Treat Your Job Search - Like a Job!

How do you ensure that your CV does not just disappear into the void and that recruiting managers remember your name when the role that you are suited for finally comes available?

  • Well firstly - ensure that you are applying for those roles that you are actually suited for and that your CV and resume shows how your skills suit the position. If you are trying to get into a new industry - expect to start at a more junior position and ensure that you highlight why you are suitable in your covering letter (you were going to send a covering letter weren't you?)
  • Ensure that your CV/Resume and Cover Letter (remember the cover letter always ... its extremely important and gives you a great area to highlight your skills outside of the 2 page CV/Resume format) include the key-words that the job specification indicates are necessary for the role. However do not just fill your CV up with key words - no one will be fooled - ensure that you job experience matches the role (see point 1 above) and that you are able to speak to this skill in an interview.

  • Formatting, formatting, formatting. Presentation is key here - you want to ensure that you've minimized any spelling or grammer errors and also that your CV stands out (by that I DO NOT mean print it on fluorescent pink paper!) from the crowd. Ensure that your name and contact details are clear and use legible font that can be decreased in size without losing clarity throughout your document - I would suggest Tahoma/Arial/Verdana as they are all very clear even down to Font Size 6 allowing you to get a lot of information on the page. However - try to ensure that there is enough white space on the page as too much text is just going to kill the reviewer and they will not bother reading the whole document.
  • Structure - in addition to the overall look and feel of your document you need to ensure that you are emphasizing your achievements (not your job duties ... people know what a Customer Service Representative does, but they don't know that you've sourced and built the ticketing system that the company is using for example!). The top of your CV should have a couple of sentences speaking about what you are looking for and why you would be a good fit for the role.
  • Network - 60-70% or more of jobs are never advertised - well, not in the public domain anyways.
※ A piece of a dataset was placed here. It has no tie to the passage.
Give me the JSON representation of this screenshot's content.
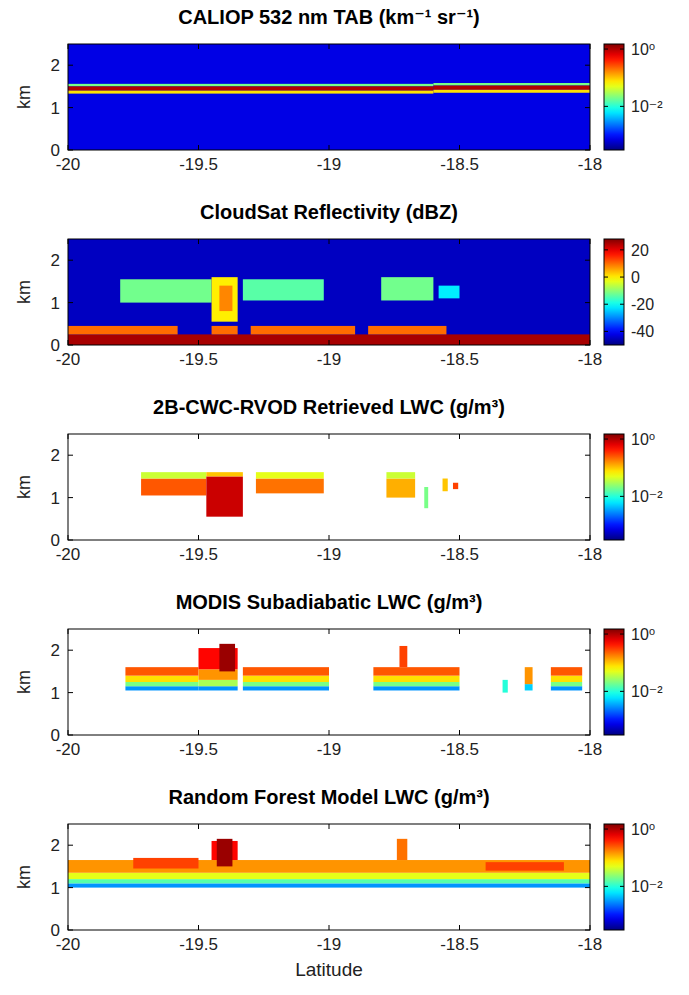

They come about through word of mouth and the jobs are sourced and filled by people that other people know! You should always ensure that you have your name on others lips and keep yourself active on sites like LinkedIn and even Facebook for that matter!

  • If you've been lucky enough to secure an interview - make sure that you've done your homework on the company! Come dressed to impress at the interview and ensure that you send a follow up email or letter after the interview thanking them for their time. Remember they might be seeing 10 or 100's of people for the role and if you are one of the early people you want to get them to remember you again when they are closer to making the decision.
  • Treat your job search like a job! That means that you need to maintain a list of contacts (recruiters) and websites that you have advertised yourself on and you should spend 2-3 hours a day looking for new opportunities and following up on previous ones. Do NOT just send an email with your CV and expect that you will get the job immediately thereafter. To get the right role takes motivation and effort and you shouldn't give up after 1 or 2 strike outs.

So to reiterate -

  1. Apply only to jobs where you are most suited
  2. Format your CV and cover letter to include the key words that they are looking for
  3. Check your CV for spelling/grammar errors
  4. Ensure your CV is structured correctly
  5. Network
  6. Follow Up
  7. Treat it like a job! - During a recession it often takes 17+ interviews to get a job so keep your chin up.


GmaGoldie profile image

GmaGoldie 6 years ago from Madison, Wisconsin

Excellent! Very important to focus - don't waste your time. All too often people make applications and no follow-up - 24-48 hours is my rule. And that rule holds true for email follow-ups also. If the email was important enough to send, it is important enough to follow-up.

Networking is the key.

Thank you for sharing - much needed information!

My SciFi Life profile image

My SciFi Life 6 years ago from London, UK Author

Hello Goldie - thx for visiting. Yes, I've been on both sides of the chair now as a hiring manager and a job applicant and the only way I've been successful in a recession is by really focusing and concentrating on it in a logical manner.